Google Analytics Cookies
Google Analytics uses cookies to track visitors and find out useful information about them. Information such as average time on site, pages viewed per visit and whether a visitor is new or returning are just some examples. Google Analytics sets 4 (officially 5) cookies when you land on a website (with its tracking installed), these are:
__utma
Essentially this cookie tracks:
- Secondhand Lions dvdrip
- How many times a visitor has visited the site
- The first time a visitor found your site.
- A visitor’s last visit.
This type of cookie does not have an expiry date and is known as a ‘persistent cookie’ – Technically all cookies must have an expiry date, but the expiry date for this cookie is set to a few years, and as the cookies are reset every time a user arrives at the site it is safe to say that it has no expiry date.
__utmb &__utmc
These two cookies work in unison to calculate time spent on site. __utmb notes when the visitor arrives on the site and __utmc stores when the visitor leaves.
__utmz
This cookie stores information about how a visitor arrived on your site. Did they type in the URL directly into the browser? Have they come from an affiliate site? Or Did they come from via a search engine? The cookie stores a range of information in different variable, they are:
- The campaign source (utmcsr) – e.g. Search engines like :Google, Yahoo, MSN, or another source like an affiliate site.

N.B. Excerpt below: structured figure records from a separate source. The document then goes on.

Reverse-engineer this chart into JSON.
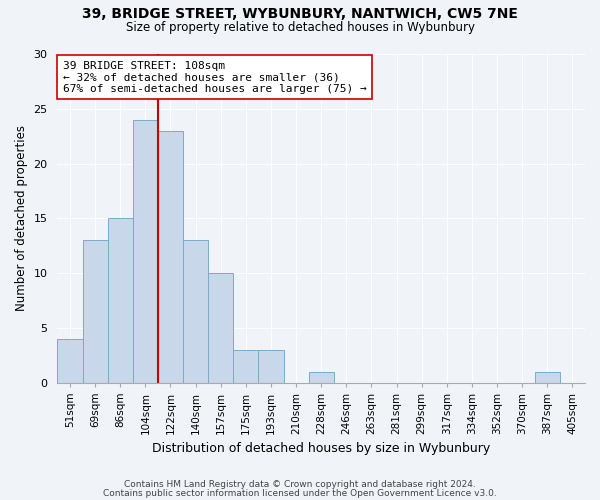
{
  "title1": "39, BRIDGE STREET, WYBUNBURY, NANTWICH, CW5 7NE",
  "title2": "Size of property relative to detached houses in Wybunbury",
  "xlabel": "Distribution of detached houses by size in Wybunbury",
  "ylabel": "Number of detached properties",
  "bar_labels": [
    "51sqm",
    "69sqm",
    "86sqm",
    "104sqm",
    "122sqm",
    "140sqm",
    "157sqm",
    "175sqm",
    "193sqm",
    "210sqm",
    "228sqm",
    "246sqm",
    "263sqm",
    "281sqm",
    "299sqm",
    "317sqm",
    "334sqm",
    "352sqm",
    "370sqm",
    "387sqm",
    "405sqm"
  ],
  "bar_heights": [
    4,
    13,
    15,
    24,
    23,
    13,
    10,
    3,
    3,
    0,
    1,
    0,
    0,
    0,
    0,
    0,
    0,
    0,
    0,
    1,
    0
  ],
  "bar_color": "#c8d8ea",
  "bar_edge_color": "#7aaaca",
  "vline_x": 3.5,
  "vline_color": "#cc0000",
  "annotation_text": "39 BRIDGE STREET: 108sqm\n← 32% of detached houses are smaller (36)\n67% of semi-detached houses are larger (75) →",
  "annotation_box_color": "#ffffff",
  "annotation_box_edge": "#cc0000",
  "ylim": [
    0,
    30
  ],
  "yticks": [
    0,
    5,
    10,
    15,
    20,
    25,
    30
  ],
  "footnote1": "Contains HM Land Registry data © Crown copyright and database right 2024.",
  "footnote2": "Contains public sector information licensed under the Open Government Licence v3.0.",
  "background_color": "#f0f4f8",
  "grid_color": "#ffffff"
}
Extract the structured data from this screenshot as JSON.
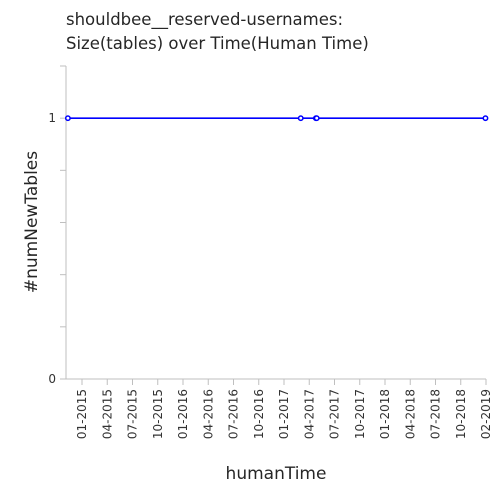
{
  "chart_data": {
    "type": "line",
    "title": [
      "shouldbee__reserved-usernames:",
      "Size(tables) over Time(Human Time)"
    ],
    "xlabel": "humanTime",
    "ylabel": "#numNewTables",
    "x_tick_labels": [
      "01-2015",
      "04-2015",
      "07-2015",
      "10-2015",
      "01-2016",
      "04-2016",
      "07-2016",
      "10-2016",
      "01-2017",
      "04-2017",
      "07-2017",
      "10-2017",
      "01-2018",
      "04-2018",
      "07-2018",
      "10-2018",
      "02-2019"
    ],
    "y_tick_labels": [
      "0",
      "1"
    ],
    "ylim": [
      0,
      1.2
    ],
    "xlim": [
      "2014-11-10",
      "2019-02-10"
    ],
    "series": [
      {
        "color": "#0000ff",
        "x": [
          "2014-11-17",
          "2017-03-27",
          "2017-05-22",
          "2017-05-25",
          "2019-02-08"
        ],
        "y": [
          1,
          1,
          1,
          1,
          1
        ]
      }
    ],
    "grid": false
  }
}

- The campaign medium (utmcmd) – e.g. If we take for example a visitor arriving via a search engine – the campaign medium stores whether they came via an organic search result or paid search ad. If a user arrives directly this variable will be set to (direct) as well as the campaign source variable. The campaign medium mainly applies to search engines so that you can differentiate between paid/organic traffic but it can also be set for other uses – an example is if you have two links on an affiliate site then you may want to differentiate between visitors from each link and so you could set the variable accordingly.
- The campaign term (utmctr) - or keyword/search term. E.g. If I arrived via a search engine by searching for ‘will martinez’s blog’ then: utmctr = will martinez’s blog
- The campaign content (utmcct) - used for A/B testing in paid search campaigns as you can pass an ads content straight into the cookie’s variable.
- The campaign name (utmccn) - E.g. In Google Adwords the name of your ad campaign.
utmgclid unique identifier used when AdWords auto tagging is enabled
__utmv
If you are using the user-defined field for Google Analytics reporting then this cookie will be set with that value.